Purpose : Axon degeneration is a key pathological process in neurodegenerative diseases and may result in neuronal disconnection or death. Excitotoxicity is a pathological process known to occur in a variety of diseases and is known to be capable of inducing axonal degeneration, however, the mechanisms are poorly understood. Cell culture studies have provided insight into our understanding of excitotoxicity and this can be further developed when studied in an in vivo context. The visual system presents as an ideal model to study axon degeneration because of its accessibility as a CNS structure and its well-defined anatomy. This study aimed to characterize an in vivo model of CNS excitotoxicity in the visual system of mice.
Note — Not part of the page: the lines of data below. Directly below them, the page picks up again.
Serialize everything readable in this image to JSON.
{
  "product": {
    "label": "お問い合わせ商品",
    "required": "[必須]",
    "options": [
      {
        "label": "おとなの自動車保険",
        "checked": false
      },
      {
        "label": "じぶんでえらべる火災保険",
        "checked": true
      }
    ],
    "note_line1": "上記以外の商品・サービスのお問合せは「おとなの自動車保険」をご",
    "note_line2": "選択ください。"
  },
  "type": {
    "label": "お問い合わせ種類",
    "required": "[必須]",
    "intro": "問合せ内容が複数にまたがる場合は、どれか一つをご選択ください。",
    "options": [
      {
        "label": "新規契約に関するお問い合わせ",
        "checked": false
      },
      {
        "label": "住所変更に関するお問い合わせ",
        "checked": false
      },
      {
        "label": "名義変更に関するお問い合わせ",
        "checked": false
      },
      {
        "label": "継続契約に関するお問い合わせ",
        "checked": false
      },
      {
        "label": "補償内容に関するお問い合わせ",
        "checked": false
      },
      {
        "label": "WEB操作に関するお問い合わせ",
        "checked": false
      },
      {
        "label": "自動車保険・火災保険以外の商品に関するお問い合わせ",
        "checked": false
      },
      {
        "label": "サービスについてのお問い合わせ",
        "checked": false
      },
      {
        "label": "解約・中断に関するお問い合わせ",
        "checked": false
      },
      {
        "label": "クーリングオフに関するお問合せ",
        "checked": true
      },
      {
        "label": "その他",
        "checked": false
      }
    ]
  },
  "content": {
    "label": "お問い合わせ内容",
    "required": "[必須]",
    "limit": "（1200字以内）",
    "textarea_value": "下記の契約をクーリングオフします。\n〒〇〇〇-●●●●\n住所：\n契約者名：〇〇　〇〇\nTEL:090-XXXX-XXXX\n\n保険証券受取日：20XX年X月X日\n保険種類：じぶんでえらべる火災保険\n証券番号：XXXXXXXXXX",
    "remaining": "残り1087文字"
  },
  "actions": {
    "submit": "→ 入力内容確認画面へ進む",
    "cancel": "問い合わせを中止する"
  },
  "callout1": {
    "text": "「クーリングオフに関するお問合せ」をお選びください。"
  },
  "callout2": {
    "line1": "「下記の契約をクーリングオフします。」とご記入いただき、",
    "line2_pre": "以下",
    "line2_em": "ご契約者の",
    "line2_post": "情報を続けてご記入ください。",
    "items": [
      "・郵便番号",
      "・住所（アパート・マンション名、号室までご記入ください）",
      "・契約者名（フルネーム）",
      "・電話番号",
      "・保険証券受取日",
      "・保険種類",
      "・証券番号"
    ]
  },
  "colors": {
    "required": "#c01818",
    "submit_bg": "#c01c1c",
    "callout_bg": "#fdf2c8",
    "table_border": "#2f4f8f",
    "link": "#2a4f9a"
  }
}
Methods : Intravitreal administration of either the excitotoxin kainic acid (KA, n=41), or a vehicle control (PBS, n=13) was performed on adult C57BL/6J mice. Optomotor analysis was performed on all mice as a measure of visual acuity at 1 day before and 1 and 7 days after surgery. Retinal flat-mounts were immunolabelled for cytoskeletal and glial markers. Transmission electron microscopy (TEM) was performed on optic nerve tissue to observe alterations to the morphology, myelin, and cytoskeletal profiles of the RGC axons.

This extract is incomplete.